Conversely, the middle ages seemed to be a period of increased land usage and colonialism. The untamed wilderness was no longer venerated by people but was feared or seen as evil. The text points to Glacken’s story in which hell is described to be at the center of a dense forest. The needs of the people are more present in the thoughts of medieval governing bodies as the rise in population required in increase in resources. Overhunting proved to drive species to extinction so preserves were put in place not to venerate nature, but ensure that it could provide settlers for years to come. Alternatively, the decrees could be tied to the human fascination with “The Hunt” as increased animal populations would allow for a more fruitful hunt and feast. Following these decrees came the failure of many agricultural land plots leading to malnutrition and the arrival of the infamous Black Death. Although not addressed in the book, I wonder if this lack of food and widespread disease would have resulted in an increase of land colonization as humans attempted to make up for dwindling food or a decrease due to the decreased human population.

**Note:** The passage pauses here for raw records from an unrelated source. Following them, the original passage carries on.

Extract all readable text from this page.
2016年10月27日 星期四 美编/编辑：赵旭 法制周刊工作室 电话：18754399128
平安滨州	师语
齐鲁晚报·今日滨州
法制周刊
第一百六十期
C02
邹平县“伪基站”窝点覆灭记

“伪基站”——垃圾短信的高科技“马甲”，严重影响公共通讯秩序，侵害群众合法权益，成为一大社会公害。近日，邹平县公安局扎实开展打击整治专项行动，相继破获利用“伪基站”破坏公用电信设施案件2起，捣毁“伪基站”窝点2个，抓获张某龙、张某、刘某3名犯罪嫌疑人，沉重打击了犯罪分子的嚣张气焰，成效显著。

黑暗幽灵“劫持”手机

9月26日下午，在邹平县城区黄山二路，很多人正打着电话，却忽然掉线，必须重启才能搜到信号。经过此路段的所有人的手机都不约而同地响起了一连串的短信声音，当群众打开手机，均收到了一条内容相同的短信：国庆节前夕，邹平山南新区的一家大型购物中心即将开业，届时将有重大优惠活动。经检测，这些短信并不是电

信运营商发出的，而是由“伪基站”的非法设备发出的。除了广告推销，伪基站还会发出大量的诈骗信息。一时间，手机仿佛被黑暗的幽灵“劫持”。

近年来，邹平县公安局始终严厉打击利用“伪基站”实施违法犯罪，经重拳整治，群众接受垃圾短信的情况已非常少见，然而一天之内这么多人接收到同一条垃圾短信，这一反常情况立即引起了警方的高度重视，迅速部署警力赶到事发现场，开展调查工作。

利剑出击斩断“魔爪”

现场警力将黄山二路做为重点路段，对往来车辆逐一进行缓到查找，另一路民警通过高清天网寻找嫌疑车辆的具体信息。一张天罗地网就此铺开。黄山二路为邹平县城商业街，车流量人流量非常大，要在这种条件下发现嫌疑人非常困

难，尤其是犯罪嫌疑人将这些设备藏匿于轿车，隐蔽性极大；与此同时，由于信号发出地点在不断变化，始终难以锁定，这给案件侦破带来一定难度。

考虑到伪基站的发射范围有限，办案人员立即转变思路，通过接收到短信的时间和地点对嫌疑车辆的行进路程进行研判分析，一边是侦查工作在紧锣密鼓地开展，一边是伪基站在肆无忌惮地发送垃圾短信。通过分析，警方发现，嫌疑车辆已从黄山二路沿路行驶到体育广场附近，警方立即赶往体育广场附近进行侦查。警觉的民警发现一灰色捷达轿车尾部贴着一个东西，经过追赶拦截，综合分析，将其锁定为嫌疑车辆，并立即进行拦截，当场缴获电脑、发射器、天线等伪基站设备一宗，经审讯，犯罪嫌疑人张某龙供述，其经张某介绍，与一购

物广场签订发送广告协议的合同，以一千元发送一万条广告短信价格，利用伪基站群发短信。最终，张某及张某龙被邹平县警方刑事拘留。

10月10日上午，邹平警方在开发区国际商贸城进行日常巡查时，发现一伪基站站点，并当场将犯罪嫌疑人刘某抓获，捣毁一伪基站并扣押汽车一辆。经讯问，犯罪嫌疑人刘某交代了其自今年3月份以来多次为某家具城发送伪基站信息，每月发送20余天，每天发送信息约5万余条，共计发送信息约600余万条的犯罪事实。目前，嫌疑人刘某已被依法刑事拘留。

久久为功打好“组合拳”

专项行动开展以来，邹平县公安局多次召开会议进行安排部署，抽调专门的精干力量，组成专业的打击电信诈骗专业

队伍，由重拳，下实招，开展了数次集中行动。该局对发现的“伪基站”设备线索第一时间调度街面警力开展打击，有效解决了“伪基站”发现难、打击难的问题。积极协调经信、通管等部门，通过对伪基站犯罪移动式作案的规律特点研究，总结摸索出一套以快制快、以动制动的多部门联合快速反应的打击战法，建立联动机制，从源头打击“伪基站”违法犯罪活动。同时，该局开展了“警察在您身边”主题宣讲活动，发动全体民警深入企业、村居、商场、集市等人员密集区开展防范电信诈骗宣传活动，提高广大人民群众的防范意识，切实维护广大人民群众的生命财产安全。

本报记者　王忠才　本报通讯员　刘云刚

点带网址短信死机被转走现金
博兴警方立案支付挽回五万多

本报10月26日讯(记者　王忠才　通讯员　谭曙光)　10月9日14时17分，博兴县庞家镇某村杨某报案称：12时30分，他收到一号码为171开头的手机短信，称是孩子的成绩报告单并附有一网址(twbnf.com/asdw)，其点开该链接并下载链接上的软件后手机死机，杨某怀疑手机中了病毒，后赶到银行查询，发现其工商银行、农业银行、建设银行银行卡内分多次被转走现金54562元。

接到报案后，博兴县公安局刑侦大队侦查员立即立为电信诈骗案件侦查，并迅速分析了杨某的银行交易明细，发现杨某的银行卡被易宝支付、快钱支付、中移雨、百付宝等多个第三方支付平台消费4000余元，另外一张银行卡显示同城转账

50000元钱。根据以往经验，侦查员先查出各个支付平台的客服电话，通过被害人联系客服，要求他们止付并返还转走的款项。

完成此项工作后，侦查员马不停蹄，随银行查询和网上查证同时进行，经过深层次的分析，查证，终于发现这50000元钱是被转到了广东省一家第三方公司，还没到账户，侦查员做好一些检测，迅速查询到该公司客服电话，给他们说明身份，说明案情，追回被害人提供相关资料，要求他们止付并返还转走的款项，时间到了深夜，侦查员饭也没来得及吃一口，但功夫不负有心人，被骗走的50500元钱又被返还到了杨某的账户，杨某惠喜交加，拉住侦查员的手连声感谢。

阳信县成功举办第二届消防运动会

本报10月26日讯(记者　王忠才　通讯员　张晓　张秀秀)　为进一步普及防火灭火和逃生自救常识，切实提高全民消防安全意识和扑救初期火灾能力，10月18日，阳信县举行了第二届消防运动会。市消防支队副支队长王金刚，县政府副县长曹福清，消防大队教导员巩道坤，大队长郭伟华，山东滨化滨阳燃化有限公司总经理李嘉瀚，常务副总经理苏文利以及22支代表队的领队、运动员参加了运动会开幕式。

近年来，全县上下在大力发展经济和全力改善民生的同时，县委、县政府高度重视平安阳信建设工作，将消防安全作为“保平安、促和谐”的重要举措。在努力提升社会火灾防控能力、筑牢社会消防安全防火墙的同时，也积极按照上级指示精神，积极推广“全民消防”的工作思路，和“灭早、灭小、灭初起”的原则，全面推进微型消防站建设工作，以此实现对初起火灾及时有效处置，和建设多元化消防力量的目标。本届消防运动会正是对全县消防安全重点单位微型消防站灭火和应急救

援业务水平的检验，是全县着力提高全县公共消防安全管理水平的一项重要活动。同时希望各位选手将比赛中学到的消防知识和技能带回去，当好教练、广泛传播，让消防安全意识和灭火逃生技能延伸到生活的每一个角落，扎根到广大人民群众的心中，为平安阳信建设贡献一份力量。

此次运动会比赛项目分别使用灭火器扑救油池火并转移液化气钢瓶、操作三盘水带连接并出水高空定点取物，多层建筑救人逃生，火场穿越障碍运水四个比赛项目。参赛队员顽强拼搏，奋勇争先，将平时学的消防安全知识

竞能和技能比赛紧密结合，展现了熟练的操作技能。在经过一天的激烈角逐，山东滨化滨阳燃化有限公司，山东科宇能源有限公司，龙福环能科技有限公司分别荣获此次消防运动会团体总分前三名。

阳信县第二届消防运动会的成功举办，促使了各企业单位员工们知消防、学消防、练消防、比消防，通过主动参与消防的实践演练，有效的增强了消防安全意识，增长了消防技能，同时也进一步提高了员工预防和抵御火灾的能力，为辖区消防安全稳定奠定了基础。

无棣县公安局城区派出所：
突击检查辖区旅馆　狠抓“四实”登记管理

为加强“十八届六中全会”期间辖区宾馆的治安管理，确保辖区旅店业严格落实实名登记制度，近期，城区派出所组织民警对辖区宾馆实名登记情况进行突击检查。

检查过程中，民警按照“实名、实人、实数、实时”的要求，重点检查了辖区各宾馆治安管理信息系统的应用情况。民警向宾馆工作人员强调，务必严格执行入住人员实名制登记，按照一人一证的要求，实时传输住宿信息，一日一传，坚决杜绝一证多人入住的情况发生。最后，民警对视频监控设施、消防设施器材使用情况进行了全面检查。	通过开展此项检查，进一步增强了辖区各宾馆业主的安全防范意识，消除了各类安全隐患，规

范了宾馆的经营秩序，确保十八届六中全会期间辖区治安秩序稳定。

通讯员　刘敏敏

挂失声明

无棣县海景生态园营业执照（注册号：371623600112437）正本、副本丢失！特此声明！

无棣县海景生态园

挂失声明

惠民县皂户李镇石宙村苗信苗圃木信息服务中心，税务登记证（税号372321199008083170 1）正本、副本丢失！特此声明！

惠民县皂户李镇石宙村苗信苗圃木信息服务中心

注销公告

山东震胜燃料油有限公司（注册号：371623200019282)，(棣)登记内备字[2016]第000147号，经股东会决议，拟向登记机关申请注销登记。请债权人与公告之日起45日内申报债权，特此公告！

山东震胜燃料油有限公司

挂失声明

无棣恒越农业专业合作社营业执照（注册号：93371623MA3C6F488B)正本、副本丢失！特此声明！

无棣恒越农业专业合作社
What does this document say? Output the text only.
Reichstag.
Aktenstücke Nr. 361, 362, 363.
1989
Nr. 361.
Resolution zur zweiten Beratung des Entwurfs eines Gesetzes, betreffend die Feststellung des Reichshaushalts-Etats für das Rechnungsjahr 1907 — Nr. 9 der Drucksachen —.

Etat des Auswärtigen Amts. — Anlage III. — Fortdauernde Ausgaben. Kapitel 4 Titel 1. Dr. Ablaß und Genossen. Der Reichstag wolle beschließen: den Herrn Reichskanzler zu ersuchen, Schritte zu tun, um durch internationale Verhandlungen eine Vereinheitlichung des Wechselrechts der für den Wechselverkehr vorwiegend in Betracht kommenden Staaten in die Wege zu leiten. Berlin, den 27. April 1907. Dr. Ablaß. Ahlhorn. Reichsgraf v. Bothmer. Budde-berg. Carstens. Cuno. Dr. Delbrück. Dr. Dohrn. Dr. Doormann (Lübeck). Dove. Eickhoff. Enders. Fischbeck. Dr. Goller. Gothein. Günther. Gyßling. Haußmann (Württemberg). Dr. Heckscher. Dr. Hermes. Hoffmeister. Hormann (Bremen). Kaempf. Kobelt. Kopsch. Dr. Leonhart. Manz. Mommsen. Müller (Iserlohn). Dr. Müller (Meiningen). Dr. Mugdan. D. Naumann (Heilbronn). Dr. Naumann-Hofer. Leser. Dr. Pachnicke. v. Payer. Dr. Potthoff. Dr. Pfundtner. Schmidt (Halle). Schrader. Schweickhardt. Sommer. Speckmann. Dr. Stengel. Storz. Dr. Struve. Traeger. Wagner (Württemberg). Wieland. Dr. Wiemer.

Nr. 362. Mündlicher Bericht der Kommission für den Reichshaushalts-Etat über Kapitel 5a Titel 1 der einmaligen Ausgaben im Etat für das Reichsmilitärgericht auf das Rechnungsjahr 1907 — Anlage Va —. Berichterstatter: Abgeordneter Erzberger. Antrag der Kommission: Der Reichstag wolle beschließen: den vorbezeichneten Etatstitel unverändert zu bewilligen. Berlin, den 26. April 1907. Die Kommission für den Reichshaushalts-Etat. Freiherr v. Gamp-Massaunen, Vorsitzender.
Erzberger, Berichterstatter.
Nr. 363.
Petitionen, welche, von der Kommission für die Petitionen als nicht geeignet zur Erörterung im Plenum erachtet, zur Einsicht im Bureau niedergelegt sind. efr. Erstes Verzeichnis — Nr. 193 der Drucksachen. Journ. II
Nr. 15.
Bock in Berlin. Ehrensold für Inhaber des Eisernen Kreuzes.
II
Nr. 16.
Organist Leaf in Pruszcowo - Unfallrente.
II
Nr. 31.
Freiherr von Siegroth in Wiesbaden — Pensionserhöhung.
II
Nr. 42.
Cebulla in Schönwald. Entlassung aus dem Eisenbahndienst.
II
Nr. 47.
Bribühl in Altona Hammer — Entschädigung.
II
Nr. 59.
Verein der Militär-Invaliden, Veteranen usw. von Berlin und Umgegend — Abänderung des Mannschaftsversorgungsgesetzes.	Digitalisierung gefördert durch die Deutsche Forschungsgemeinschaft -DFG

Moving towards the modern day, the text indicated that it was between the Renaissance and the scientific revolution that we became the most alienated from nature. The anthropocentric and humanist ideals of the renaissance were dependent upon the fact that renaissance humans no longer considered themselves a part of nature. Rather, they felt as if they possessed certain qualities like intelligence, creativity, and purpose that nature lacked. This thought was even more radical than that of the Greek philosophers who commonly accepted that nature still possessed a soul of some sort. The advent of the scientific method was a game changer to how we treated nature. Rather than fearing or revering it, we could find a solution to the unknown and conquer it. 

If I learned one thing from the first half of Coates Nature, it would be that humans haven’t changed much since the oldest records we have. Despite the existence of preserves in ancient Greece, sacred trees were often cut down to build shrines which was deemed acceptable. Additionally, the contamination of water sources was somewhat understood by ancient Babylon and Greece although nothing was done. Of course, the medieval and renaissance view of nature most commonly resembles our own today. We still acknowledge that harming nature can be harmful to our own health but continue to do it because we see no other option. The question is, how should we reorient our view of nature going forward? A question that will likely be answered in the second half of the book.